This is a scraping script for extracting the results of the Romanian Baccalaureate from http://bacalaureat.edu.ro for the years 2006 - 2012.
- python 2.7
- python-lxml
- PylibLZMA (for LZMA/XZ compressed files)
- python-argparse (on Python 2.6)
yum install python-lxml pyliblzma
yum install python-lxml pyliblzma python-argparse
First you need to get the HTML pages that will be parsed. You can download them with a browser or you can use a spider, whatever fits you. Then you can parse them.
./main.py data/alfabetic_page_4.html
outputs:
Elev(nume=u'John Doe', scoala=u'Summer school', judet=u'B', promotie_anterioara=u'NU', forma_invatamant=u'Zi', specializare=u'Tehnician in activitati economice', d_romana_competente=u'Utilizator avansat', d_romana_scris_nota=u'5.45', d_romana_scris_nota_contestatie=u'', d_romana_scris_nota_finala=u'5.45', d_limba_materna_nume=u'', d_limba_materna_competente=u'', d_limba_materna_scris_nota=u'', d_limba_materna_scris_nota_contestatie=u'', d_limba_materna_scris_nota_finala=u'', d_limba_moderna_nume=u'Limba engleza', d_limba_moderna_nota=u'B2-A2-B2-B1-B1', d_profil_scris_nume=u'Matematica T2', d_profil_scris_nota=u'5', d_profil_scris_nota_contestatie=u'', d_profil_scris_nota_finala=u'5', d_alegere_scris_nume=u'Economie', d_alegere_scris_nota=u'8.05', d_alegere_scris_nota_contestatie=u'', d_alegere_scris_nota_finala=u'8.05', d_competente_digitale=u'Utilizator experimentat', rezultat_final=u'Reu\u015fit')
#######################################################################
...
#######################################################################
Elev(nume=u'Joahna Doe', scoala=u'Winter school', judet=u'B', promotie_anterioara=u'NU', forma_invatamant=u'Zi', specializare=u'Tehnician in activitati economice', d_romana_competente=u'Utilizator avansat', d_romana_scris_nota=u'5.45', d_romana_scris_nota_contestatie=u'', d_romana_scris_nota_finala=u'5.45', d_limba_materna_nume=u'', d_limba_materna_competente=u'', d_limba_materna_scris_nota=u'', d_limba_materna_scris_nota_contestatie=u'', d_limba_materna_scris_nota_finala=u'', d_limba_moderna_nume=u'Limba engleza', d_limba_moderna_nota=u'B2-A2-B2-B1-B1', d_profil_scris_nume=u'Matematica T2', d_profil_scris_nota=u'5', d_profil_scris_nota_contestatie=u'', d_profil_scris_nota_finala=u'5', d_alegere_scris_nume=u'Economie', d_alegere_scris_nota=u'8.05', d_alegere_scris_nota_contestatie=u'', d_alegere_scris_nota_finala=u'8.05', d_competente_digitale=u'Utilizator experimentat', rezultat_final=u'Reu\u015fit')

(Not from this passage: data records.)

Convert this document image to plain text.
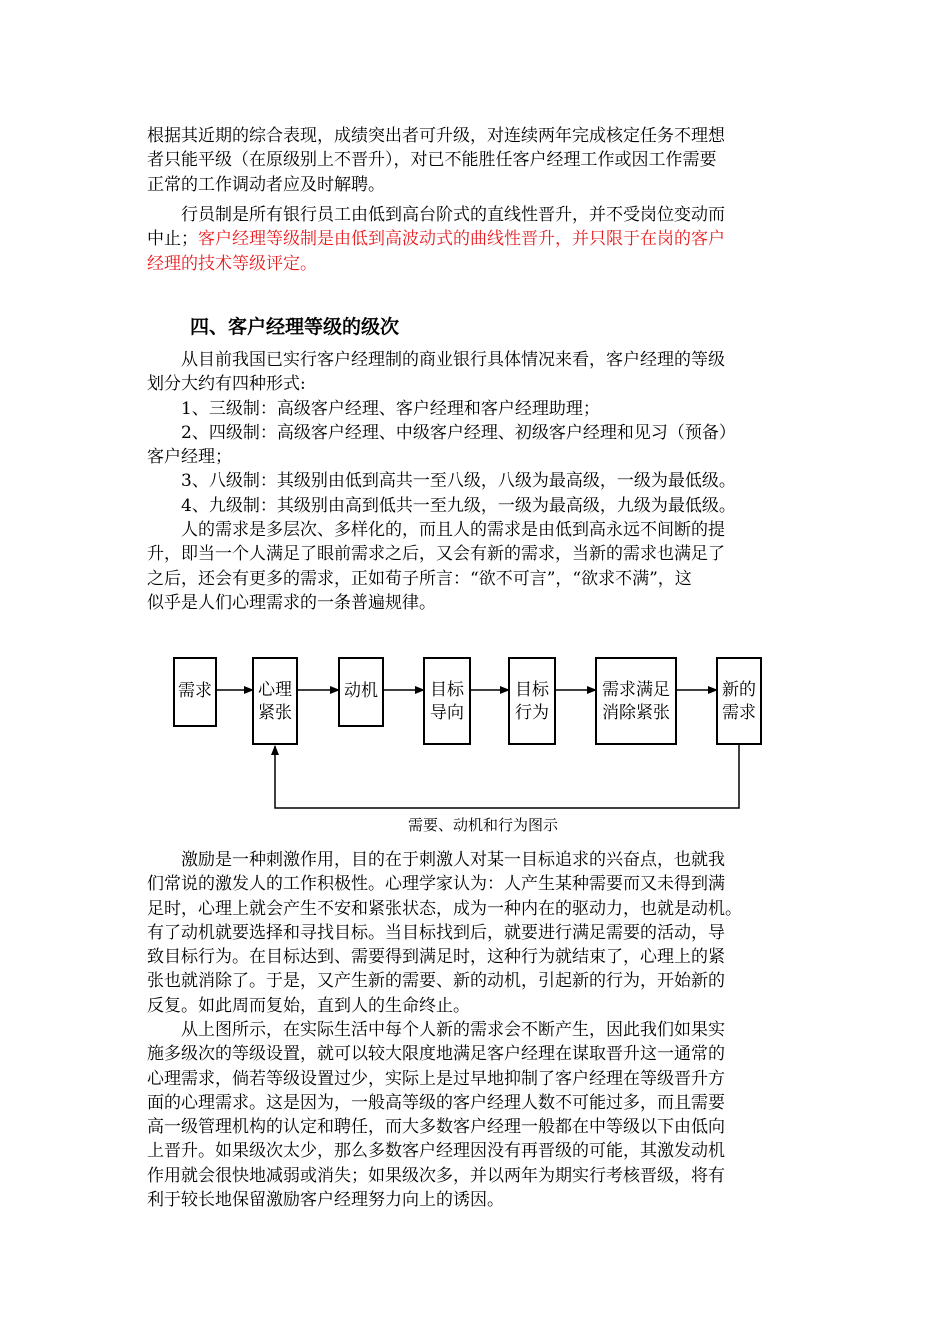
根据其近期的综合表现，成绩突出者可升级，对连续两年完成核定任务不理想
者只能平级（在原级别上不晋升），对已不能胜任客户经理工作或因工作需要
正常的工作调动者应及时解聘。
　　行员制是所有银行员工由低到高台阶式的直线性晋升，并不受岗位变动而
中止；客户经理等级制是由低到高波动式的曲线性晋升，并只限于在岗的客户
经理的技术等级评定。
四、客户经理等级的级次
　　从目前我国已实行客户经理制的商业银行具体情况来看，客户经理的等级
划分大约有四种形式:
　　1、三级制：高级客户经理、客户经理和客户经理助理；
　　2、四级制：高级客户经理、中级客户经理、初级客户经理和见习（预备）
客户经理；
　　3、八级制：其级别由低到高共一至八级，八级为最高级，一级为最低级。
　　4、九级制：其级别由高到低共一至九级，一级为最高级，九级为最低级。
　　人的需求是多层次、多样化的，而且人的需求是由低到高永远不间断的提
升，即当一个人满足了眼前需求之后，又会有新的需求，当新的需求也满足了
之后，还会有更多的需求，正如荀子所言：“欲不可言”，“欲求不满”，这
似乎是人们心理需求的一条普遍规律。
需求	心理
紧张
动机	目标
导向
目标
行为
需求满足
消除紧张
新的
需求
需要、动机和行为图示
　　激励是一种刺激作用，目的在于刺激人对某一目标追求的兴奋点，也就我
们常说的激发人的工作积极性。心理学家认为：人产生某种需要而又未得到满
足时，心理上就会产生不安和紧张状态，成为一种内在的驱动力，也就是动机。
有了动机就要选择和寻找目标。当目标找到后，就要进行满足需要的活动，导
致目标行为。在目标达到、需要得到满足时，这种行为就结束了，心理上的紧
张也就消除了。于是，又产生新的需要、新的动机，引起新的行为，开始新的
反复。如此周而复始，直到人的生命终止。
　　从上图所示，在实际生活中每个人新的需求会不断产生，因此我们如果实
施多级次的等级设置，就可以较大限度地满足客户经理在谋取晋升这一通常的
心理需求，倘若等级设置过少，实际上是过早地抑制了客户经理在等级晋升方
面的心理需求。这是因为，一般高等级的客户经理人数不可能过多，而且需要
高一级管理机构的认定和聘任，而大多数客户经理一般都在中等级以下由低向
上晋升。如果级次太少，那么多数客户经理因没有再晋级的可能，其激发动机
作用就会很快地减弱或消失；如果级次多，并以两年为期实行考核晋级，将有
利于较长地保留激励客户经理努力向上的诱因。
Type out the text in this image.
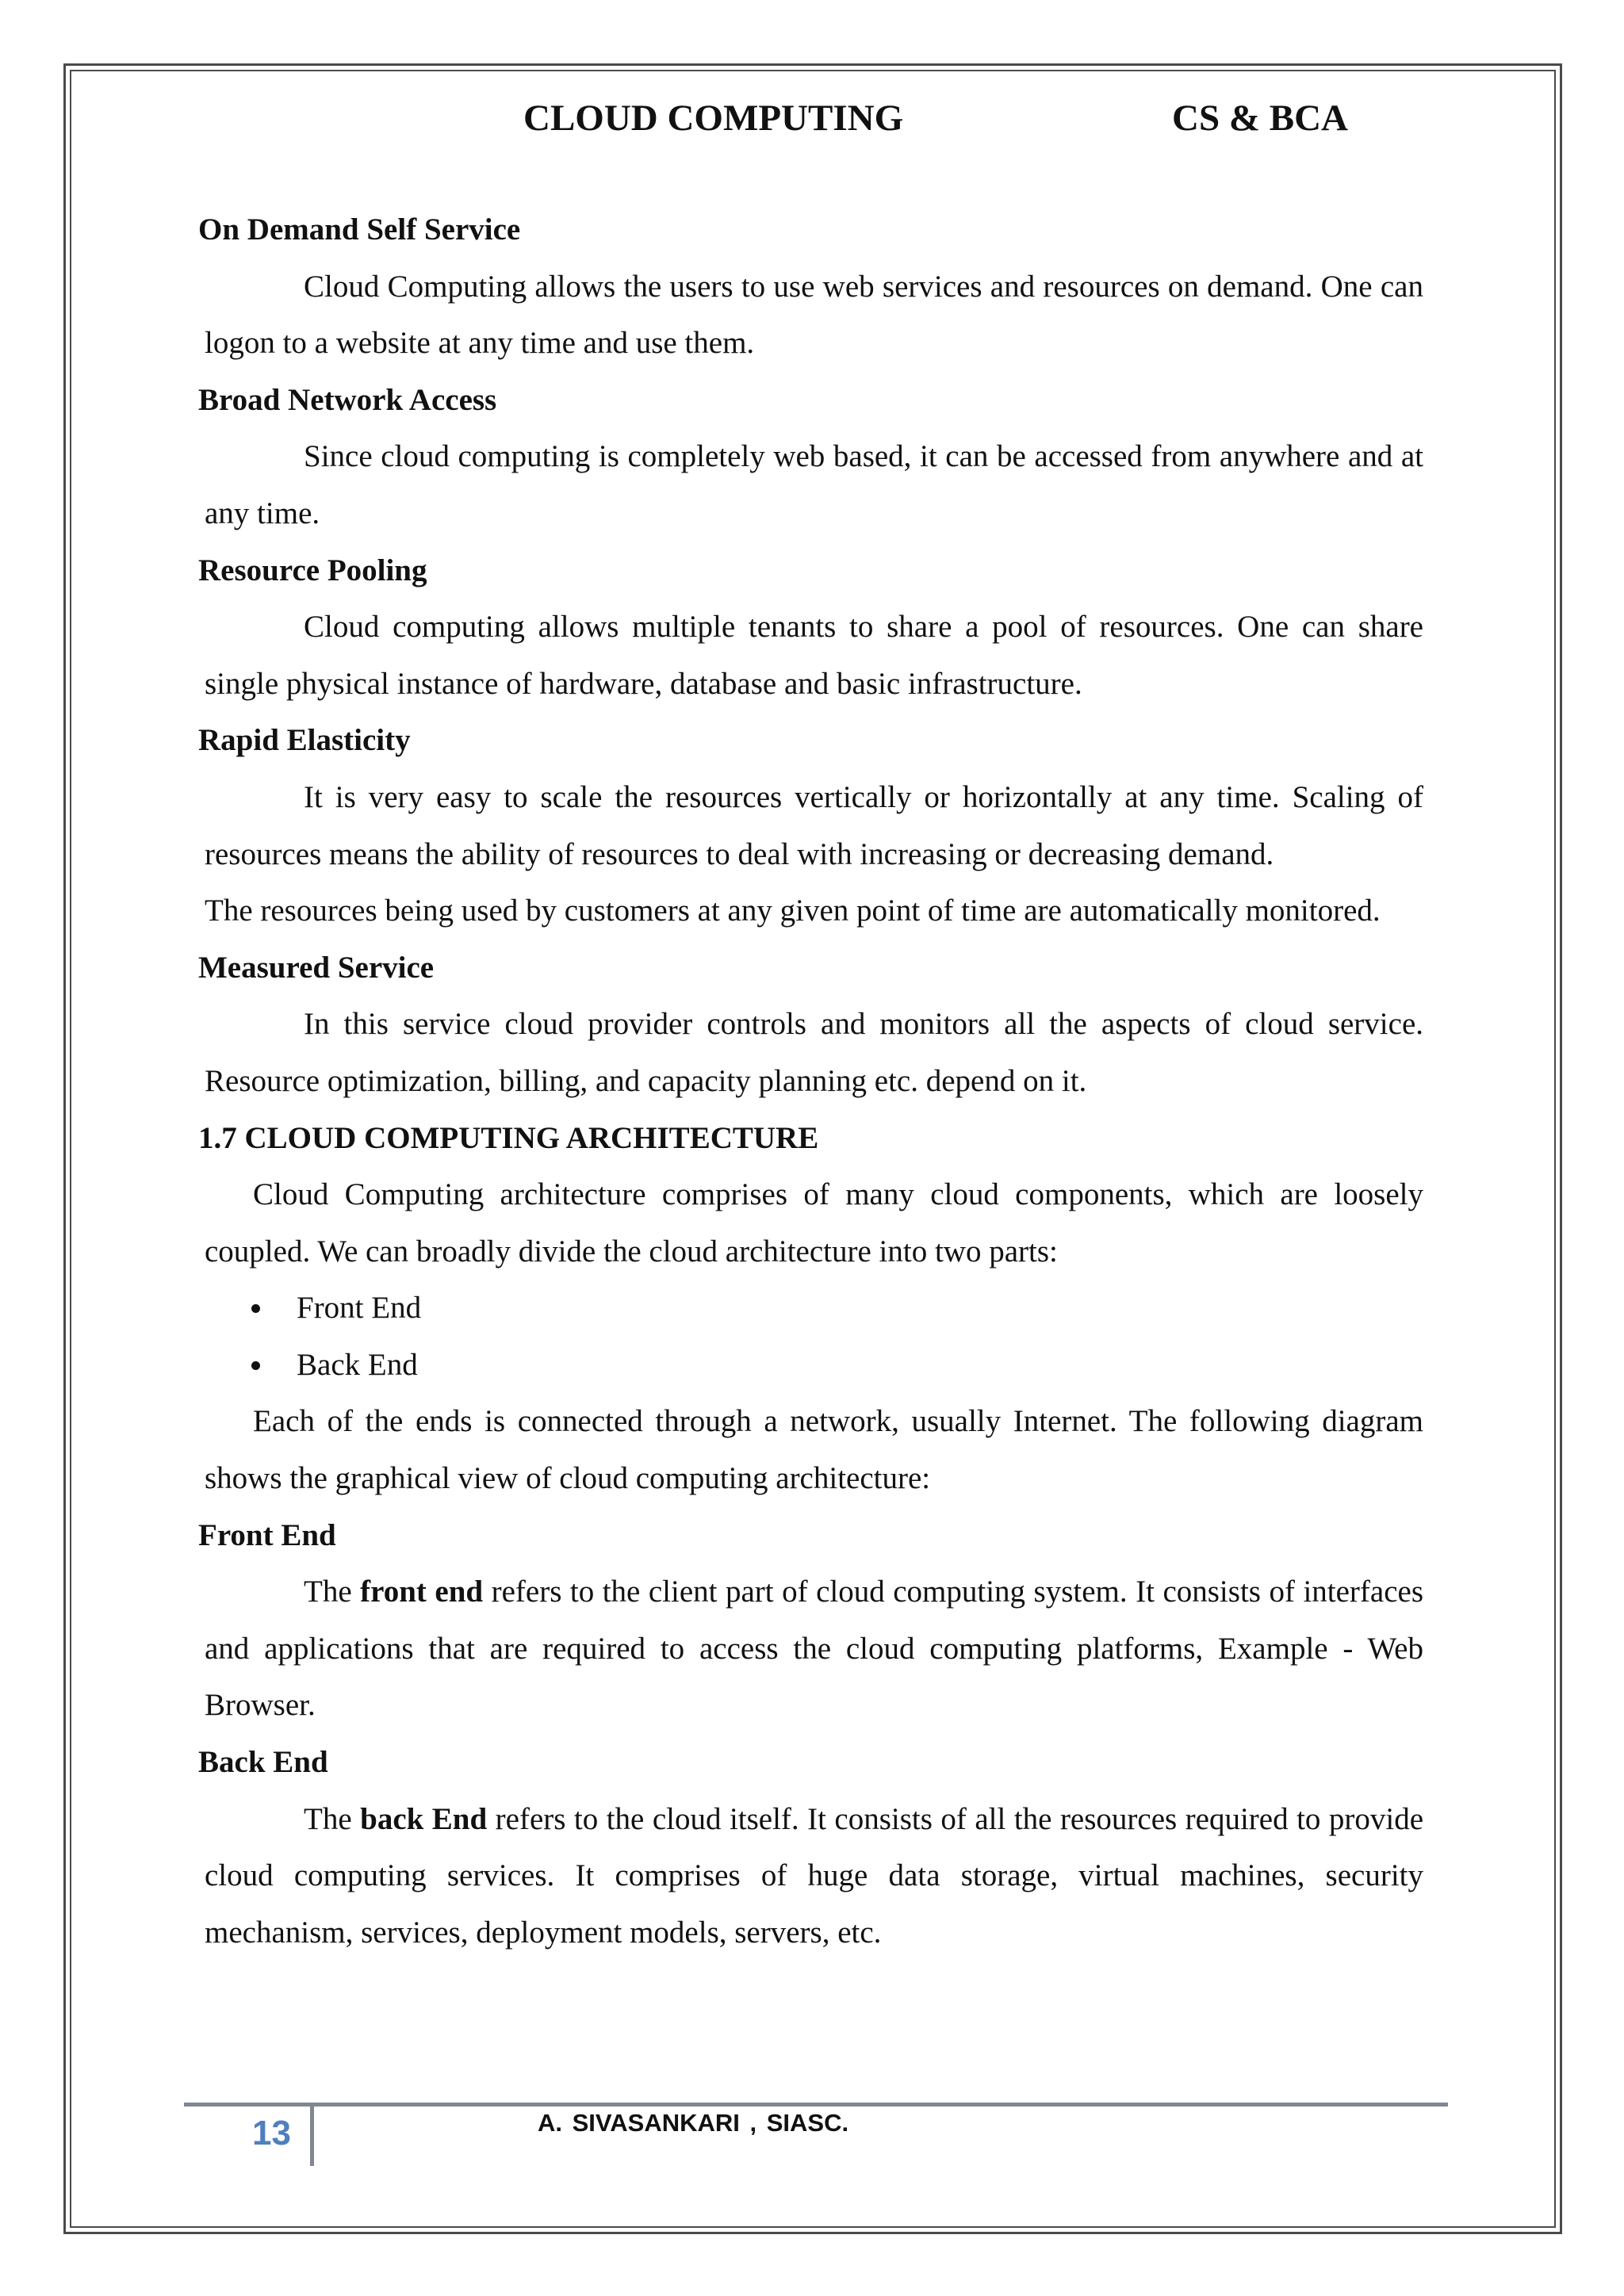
CLOUD COMPUTING	CS & BCA

On Demand Self Service

Cloud Computing allows the users to use web services and resources on demand. One can logon to a website at any time and use them.

Broad Network Access

Since cloud computing is completely web based, it can be accessed from anywhere and at any time.

Resource Pooling

Cloud computing allows multiple tenants to share a pool of resources. One can share single physical instance of hardware, database and basic infrastructure.

Rapid Elasticity

It is very easy to scale the resources vertically or horizontally at any time. Scaling of resources means the ability of resources to deal with increasing or decreasing demand.

The resources being used by customers at any given point of time are automatically monitored.

Measured Service

In this service cloud provider controls and monitors all the aspects of cloud service. Resource optimization, billing, and capacity planning etc. depend on it.

1.7 CLOUD COMPUTING ARCHITECTURE

Cloud Computing architecture comprises of many cloud components, which are loosely coupled. We can broadly divide the cloud architecture into two parts:

Front End
Back End

Each of the ends is connected through a network, usually Internet. The following diagram shows the graphical view of cloud computing architecture:

Front End

The front end refers to the client part of cloud computing system. It consists of interfaces and applications that are required to access the cloud computing platforms, Example - Web Browser.

Back End

The back End refers to the cloud itself. It consists of all the resources required to provide cloud computing services. It comprises of huge data storage, virtual machines, security mechanism, services, deployment models, servers, etc.

13	A. SIVASANKARI , SIASC.
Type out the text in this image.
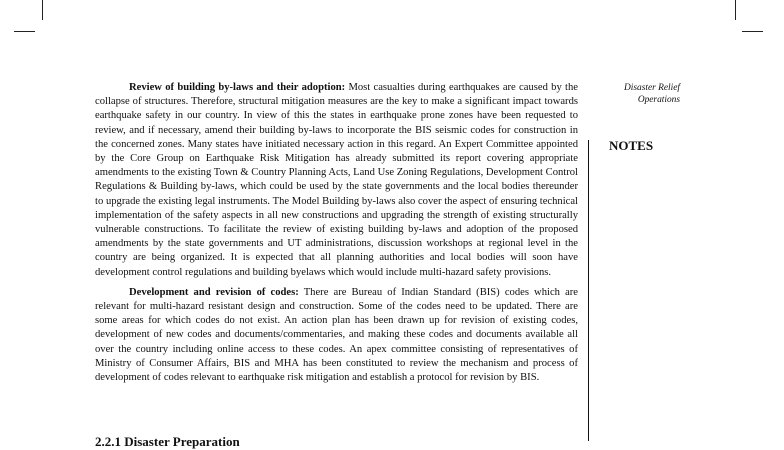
Disaster Relief
Operations

Review of building by-laws and their adoption: Most casualties during earthquakes are caused by the collapse of structures. Therefore, structural mitigation measures are the key to make a significant impact towards earthquake safety in our country. In view of this the states in earthquake prone zones have been requested to review, and if necessary, amend their building by-laws to incorporate the BIS seismic codes for construction in the concerned zones. Many states have initiated necessary action in this regard. An Expert Committee appointed by the Core Group on Earthquake Risk Mitigation has already submitted its report covering appropriate amendments to the existing Town & Country Planning Acts, Land Use Zoning Regulations, Development Control Regulations & Building by-laws, which could be used by the state governments and the local bodies thereunder to upgrade the existing legal instruments. The Model Building by-laws also cover the aspect of ensuring technical implementation of the safety aspects in all new constructions and upgrading the strength of existing structurally vulnerable constructions. To facilitate the review of existing building by-laws and adoption of the proposed amendments by the state governments and UT administrations, discussion workshops at regional level in the country are being organized. It is expected that all planning authorities and local bodies will soon have development control regulations and building byelaws which would include multi-hazard safety provisions.

Development and revision of codes: There are Bureau of Indian Standard (BIS) codes which are relevant for multi-hazard resistant design and construction. Some of the codes need to be updated. There are some areas for which codes do not exist. An action plan has been drawn up for revision of existing codes, development of new codes and documents/commentaries, and making these codes and documents available all over the country including online access to these codes. An apex committee consisting of representatives of Ministry of Consumer Affairs, BIS and MHA has been constituted to review the mechanism and process of development of codes relevant to earthquake risk mitigation and establish a protocol for revision by BIS.

2.2.1 Disaster Preparation
NOTES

You can parse multiple files in one run. In order to save disk space, reading from compressed files is supported (formats: gzip, bzip2, lzma/xz).
You can specify the year of the exam with the --year
parameter. By the
default it's the last year supported.
If you're planning to analyze the results, you can dump them in the
pickle format. Then either read the pickle file from Python or convert it
to a CSV file using pickle2csv.py
. From there on, the sky's the limit.
Here's an example:
./main.py --format pickle data/alfabetic_page_4.html.xz | xz --best > results.pickle.xz
./pickle2csv.py results.pickle.xz > results.csv
The pickle file is actually composed of multiple pickle dumps in order to
minimize the memory usage, so you'll need to load pickles from it until EOF
.
As you can see, pickle2csv
supports compressed files, too.
The --year
parameter works in the same way as for main
.
If you don't need the pickle files, you can do it in a single step:
./main.py --format pickle data/alfabetic_page_4.html.xz | ./pickle2csv.py - > results.csv
Here's a list of software you might find useful for downloading the pages:
- bac-spider - the spider I used to get the results for years 2006 - 2011
- bac-spider-2012 - a spider for getting the results for year 2012
The code is too simple and too ugly to require legal paperwork, so I declare it public domain.
This wouldn't have been possible without the Sothink SWF Decompiler. Shame on Siveco for using Flash even if it wasn't really needed.